Instructions for Applicants
The following must be received by our March 2014 deadline:
- Online application
- Cover letter
- Three references
- $10 (USD/CAD) administrative fee for non-NASCO members
Mail: attn: Internship Network Coordinator
P.O. Box 180048
Chicago, IL 60618
Payment can be mailed to NASCO or paid online .
Tips on Preparing Your Internship Application
The most important thing to keep in mind when preparing your application for internships is to make it look professional and to include all information relevant to the particular placement.
Although the application form is quite detailed, it is very impersonal. Your résumé and cover letter are your chance to convince the host organization(s) that you are the right person for their internship.
Include a good cover letter that makes an enthusiastic introduction for yourself and highlights your related skills and your employment goals. A good cover letter will make the difference between whether you are considered for a telephone interview and/or a job. Great cover letters convey what you can bring to an organization, connect past experience with future work in the position, and lay out what distinguishes you as a potential intern. Discussion of how this position fits into your overall career goals, your involvement with the cooperative movement (see below), and what you hope to gain from the internship are all helpful in writing an outstanding cover letter. Try to be concise (one page is usually sufficient) and incorporate strong action verbs into your writing. Make sure your final cover letter and résumé are free of spelling and grammar errors!
Evidence of Involvement with a Cooperative
Include your involvement with your co-op as experience on your résumé and in your cover letter. You should include positions that you have held (i.e. House Manager, Maintenance Coordinator, board member etc.) and include a brief description of your responsibilities.
- Treasurer: Paid monthly bills. Monitored house's cash flow. Prepared yearly budget. Collected rent from members. Maintained member accounts.
- Kitchen Manager: Prepared weekly menus for 20-person house. Monitored and maintained food and supply inventory. Prepared shopping and ordering lists. Budgeted for kitchen expenses.
- House Education Officer: Planned social and educational events for house. Served on corporate Education committee to plan co-op wide events, edited monthly newsletter.
- Board Member: Elected as a director for 500 members, $7 million cooperative organization. Made policy decisions concerning personnel, finances, and maintenance. Served on long-range planning committee.
Also include any skills that you utilized in your co-op. Some skills that cooperative employers seek:
- Financial Skills: basic bookkeeping and accounting skills, ability to read a financial statemenst, ability to develop and follow budgets, ability to reconcile bank statements, experience as a house or corporate treasurer.
- Leadership Abilities: elected positions such as president, treasurer, etc.; supervision of others and ability to delegate responsibilities.
- Writing and Layout Skills: copy editing, desktop publishing; graphic design, newsletter or newspaper or member's manual editor.
- Member Education: development of member orientations, officer training manuals and events, board of directors training, prospective member promotion, co-op and community relations.
- Development Experience: an understanding of project financing, real estate feasibility projections, and loan applications.
- Collective Decision Making Experience: experience as a member of a worker collective or other democratically managed organization; participation in house, board, committee, or other meetings; experience using consensus decision making and/or conflict resolution; facilitation skills; teambuilding activities.

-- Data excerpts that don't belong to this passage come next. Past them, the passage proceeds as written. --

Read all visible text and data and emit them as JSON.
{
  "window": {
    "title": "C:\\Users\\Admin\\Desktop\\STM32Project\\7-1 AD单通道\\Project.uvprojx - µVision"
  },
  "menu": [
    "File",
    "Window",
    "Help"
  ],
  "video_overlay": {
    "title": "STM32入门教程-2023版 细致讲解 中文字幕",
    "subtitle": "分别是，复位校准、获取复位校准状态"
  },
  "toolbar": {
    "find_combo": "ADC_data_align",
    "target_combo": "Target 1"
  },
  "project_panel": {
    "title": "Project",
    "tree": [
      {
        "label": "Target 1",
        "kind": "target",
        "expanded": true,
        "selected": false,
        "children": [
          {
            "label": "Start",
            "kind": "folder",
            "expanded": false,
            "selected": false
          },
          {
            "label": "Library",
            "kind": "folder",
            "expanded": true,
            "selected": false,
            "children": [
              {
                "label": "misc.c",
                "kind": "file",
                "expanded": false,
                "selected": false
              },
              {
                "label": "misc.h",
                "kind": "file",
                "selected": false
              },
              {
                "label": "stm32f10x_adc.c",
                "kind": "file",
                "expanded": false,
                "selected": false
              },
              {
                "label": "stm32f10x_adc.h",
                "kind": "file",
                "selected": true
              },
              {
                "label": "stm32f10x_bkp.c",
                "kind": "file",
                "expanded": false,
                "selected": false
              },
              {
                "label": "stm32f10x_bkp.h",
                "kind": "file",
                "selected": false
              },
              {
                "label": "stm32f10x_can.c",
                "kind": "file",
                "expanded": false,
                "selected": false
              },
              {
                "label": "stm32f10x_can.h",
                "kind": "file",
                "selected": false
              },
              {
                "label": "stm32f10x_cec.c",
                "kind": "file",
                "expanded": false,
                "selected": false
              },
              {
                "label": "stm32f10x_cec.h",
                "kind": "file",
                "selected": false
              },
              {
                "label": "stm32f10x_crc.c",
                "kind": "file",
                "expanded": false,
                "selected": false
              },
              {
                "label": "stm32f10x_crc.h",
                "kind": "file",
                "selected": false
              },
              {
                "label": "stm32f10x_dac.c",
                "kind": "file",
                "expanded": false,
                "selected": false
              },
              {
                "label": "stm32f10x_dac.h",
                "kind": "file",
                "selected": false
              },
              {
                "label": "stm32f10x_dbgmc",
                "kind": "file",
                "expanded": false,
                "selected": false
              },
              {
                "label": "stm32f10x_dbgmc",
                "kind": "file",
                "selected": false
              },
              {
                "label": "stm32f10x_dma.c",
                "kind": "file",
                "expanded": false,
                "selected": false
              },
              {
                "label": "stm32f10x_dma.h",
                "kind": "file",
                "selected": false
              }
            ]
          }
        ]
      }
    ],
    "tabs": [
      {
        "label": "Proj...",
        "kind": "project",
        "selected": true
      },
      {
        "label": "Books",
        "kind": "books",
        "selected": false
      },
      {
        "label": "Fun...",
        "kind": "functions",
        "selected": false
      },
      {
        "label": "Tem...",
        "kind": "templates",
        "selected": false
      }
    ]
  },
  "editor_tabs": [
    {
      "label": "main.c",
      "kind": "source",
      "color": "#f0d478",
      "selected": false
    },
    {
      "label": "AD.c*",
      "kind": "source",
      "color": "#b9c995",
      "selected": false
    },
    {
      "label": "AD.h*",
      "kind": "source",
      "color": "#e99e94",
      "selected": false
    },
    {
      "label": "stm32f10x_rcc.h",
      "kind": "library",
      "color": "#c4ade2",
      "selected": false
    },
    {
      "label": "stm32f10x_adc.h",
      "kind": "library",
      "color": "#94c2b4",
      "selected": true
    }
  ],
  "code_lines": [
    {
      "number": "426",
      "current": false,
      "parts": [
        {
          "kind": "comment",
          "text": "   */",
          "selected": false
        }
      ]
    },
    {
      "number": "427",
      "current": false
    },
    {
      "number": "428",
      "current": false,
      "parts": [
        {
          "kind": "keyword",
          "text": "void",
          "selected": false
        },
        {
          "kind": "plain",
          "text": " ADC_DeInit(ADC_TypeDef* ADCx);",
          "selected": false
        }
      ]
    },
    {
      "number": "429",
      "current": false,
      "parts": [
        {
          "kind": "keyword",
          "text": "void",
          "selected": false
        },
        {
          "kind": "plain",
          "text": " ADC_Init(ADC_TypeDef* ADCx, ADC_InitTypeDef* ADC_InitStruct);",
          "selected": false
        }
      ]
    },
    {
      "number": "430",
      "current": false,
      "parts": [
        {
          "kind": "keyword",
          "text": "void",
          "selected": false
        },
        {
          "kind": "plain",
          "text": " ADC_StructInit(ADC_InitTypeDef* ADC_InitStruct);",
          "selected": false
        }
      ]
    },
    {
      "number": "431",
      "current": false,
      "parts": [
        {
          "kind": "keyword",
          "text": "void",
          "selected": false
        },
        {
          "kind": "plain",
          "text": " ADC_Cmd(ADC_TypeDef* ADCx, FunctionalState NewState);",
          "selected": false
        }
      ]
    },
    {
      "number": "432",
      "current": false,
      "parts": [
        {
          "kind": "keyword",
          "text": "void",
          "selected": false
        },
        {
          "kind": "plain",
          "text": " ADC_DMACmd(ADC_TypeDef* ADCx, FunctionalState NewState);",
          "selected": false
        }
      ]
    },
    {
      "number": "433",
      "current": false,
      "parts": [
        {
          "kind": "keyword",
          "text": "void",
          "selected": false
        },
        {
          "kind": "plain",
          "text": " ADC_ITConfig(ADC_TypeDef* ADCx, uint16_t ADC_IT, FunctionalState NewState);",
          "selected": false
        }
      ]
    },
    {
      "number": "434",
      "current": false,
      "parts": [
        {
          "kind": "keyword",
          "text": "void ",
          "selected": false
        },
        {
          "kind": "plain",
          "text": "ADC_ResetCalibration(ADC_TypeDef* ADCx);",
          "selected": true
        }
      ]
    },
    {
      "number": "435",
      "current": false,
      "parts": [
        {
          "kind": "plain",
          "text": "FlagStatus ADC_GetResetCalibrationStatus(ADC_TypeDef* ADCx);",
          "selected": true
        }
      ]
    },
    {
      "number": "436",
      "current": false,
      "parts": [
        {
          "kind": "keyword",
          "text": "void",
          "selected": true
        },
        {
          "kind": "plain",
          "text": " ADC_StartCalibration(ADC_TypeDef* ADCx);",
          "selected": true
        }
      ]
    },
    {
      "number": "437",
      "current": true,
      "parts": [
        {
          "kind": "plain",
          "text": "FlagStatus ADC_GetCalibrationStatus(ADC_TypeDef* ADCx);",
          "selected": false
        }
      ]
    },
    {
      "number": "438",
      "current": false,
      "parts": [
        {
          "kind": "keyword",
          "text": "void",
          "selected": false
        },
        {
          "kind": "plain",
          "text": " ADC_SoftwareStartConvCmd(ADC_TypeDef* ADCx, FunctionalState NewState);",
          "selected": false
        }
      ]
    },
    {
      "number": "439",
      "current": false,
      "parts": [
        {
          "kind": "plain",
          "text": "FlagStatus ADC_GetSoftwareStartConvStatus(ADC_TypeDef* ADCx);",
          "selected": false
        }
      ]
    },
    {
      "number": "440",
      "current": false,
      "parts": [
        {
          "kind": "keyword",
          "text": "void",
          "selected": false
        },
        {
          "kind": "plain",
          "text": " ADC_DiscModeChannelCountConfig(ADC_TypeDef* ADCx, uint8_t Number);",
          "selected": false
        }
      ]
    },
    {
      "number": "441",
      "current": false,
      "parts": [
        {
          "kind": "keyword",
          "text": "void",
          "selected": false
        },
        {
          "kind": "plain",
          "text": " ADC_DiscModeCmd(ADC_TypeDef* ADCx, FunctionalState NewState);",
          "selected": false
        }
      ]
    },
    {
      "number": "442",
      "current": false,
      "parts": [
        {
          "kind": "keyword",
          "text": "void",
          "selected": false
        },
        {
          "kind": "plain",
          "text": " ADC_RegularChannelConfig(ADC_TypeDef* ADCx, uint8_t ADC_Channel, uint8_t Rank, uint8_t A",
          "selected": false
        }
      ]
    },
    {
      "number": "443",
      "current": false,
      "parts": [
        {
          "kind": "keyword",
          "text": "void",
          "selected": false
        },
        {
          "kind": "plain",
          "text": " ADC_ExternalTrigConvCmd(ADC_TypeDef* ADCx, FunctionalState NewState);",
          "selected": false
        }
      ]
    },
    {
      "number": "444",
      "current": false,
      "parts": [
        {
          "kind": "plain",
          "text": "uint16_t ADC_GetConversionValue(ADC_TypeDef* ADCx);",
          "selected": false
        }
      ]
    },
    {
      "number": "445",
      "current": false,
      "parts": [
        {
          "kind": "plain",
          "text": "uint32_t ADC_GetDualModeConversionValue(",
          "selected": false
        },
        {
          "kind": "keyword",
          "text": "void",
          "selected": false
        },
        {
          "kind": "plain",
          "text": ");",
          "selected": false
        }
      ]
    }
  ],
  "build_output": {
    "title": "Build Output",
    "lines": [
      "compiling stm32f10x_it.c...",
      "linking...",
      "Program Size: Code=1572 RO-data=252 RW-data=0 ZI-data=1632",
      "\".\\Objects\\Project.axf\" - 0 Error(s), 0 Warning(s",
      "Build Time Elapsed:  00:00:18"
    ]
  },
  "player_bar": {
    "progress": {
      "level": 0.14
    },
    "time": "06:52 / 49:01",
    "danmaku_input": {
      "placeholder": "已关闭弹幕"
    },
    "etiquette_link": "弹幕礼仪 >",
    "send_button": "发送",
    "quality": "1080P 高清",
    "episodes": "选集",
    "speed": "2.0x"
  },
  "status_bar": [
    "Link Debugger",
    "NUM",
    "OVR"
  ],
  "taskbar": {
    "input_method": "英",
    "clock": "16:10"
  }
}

- Volunteer Experience: experience as a volunteer for organizations such as crises centers, suicide hotlines, emergency shelters, schools, tutoring programs, childcare centers, hospitals, local food co-ops or buying clubs, etc. show a commitment to your community and a high level of responsibility.
- Time Management: experience working under a deadline, developing and executing projects.
- Computer Experience: computer skills and use, programming skills.
Specific Job Experience and Employment Goals
Be specific about the skills you have and the skill you wish to acquire. If you do not have a lot of experience in an area but would like a job in that area, you must convince the potential employer that you are capable and willing to learn the job. You might want to explain your motivations for gaining experience in this new area and mention skills that you want to gain or further develop. It is also helpful to explain in the cover letter how the internship fits into your immediate and long-term career goals.
There are many resources available to help you prepare a high quality résumé and cover letter. The first place you should check out is your campus career center. Often the center will have books with different samples of résumés and cover letters, and some will have counselors to offer you suggestions for improvements. Another good place to look is online; a search for "resume" or "cover letter" will produce many hits.
Formatting Your Application
There are many websites that have sample templates for cover letters and résumés. Stick with simple, "clean" formats that are easy to read. Keep in mind that your application package will be photocopied and scanned, so black/white schemes are best. Resumes should be kept to one page, single-sided.
NASCO will copy and scan hard copies (mail and fax). If you are submitting hard copies, please print single-sided, use regular white copy paper, and do not staple any part of your application. If you are submitting electronically, PDF files ensure that no formatting is lost.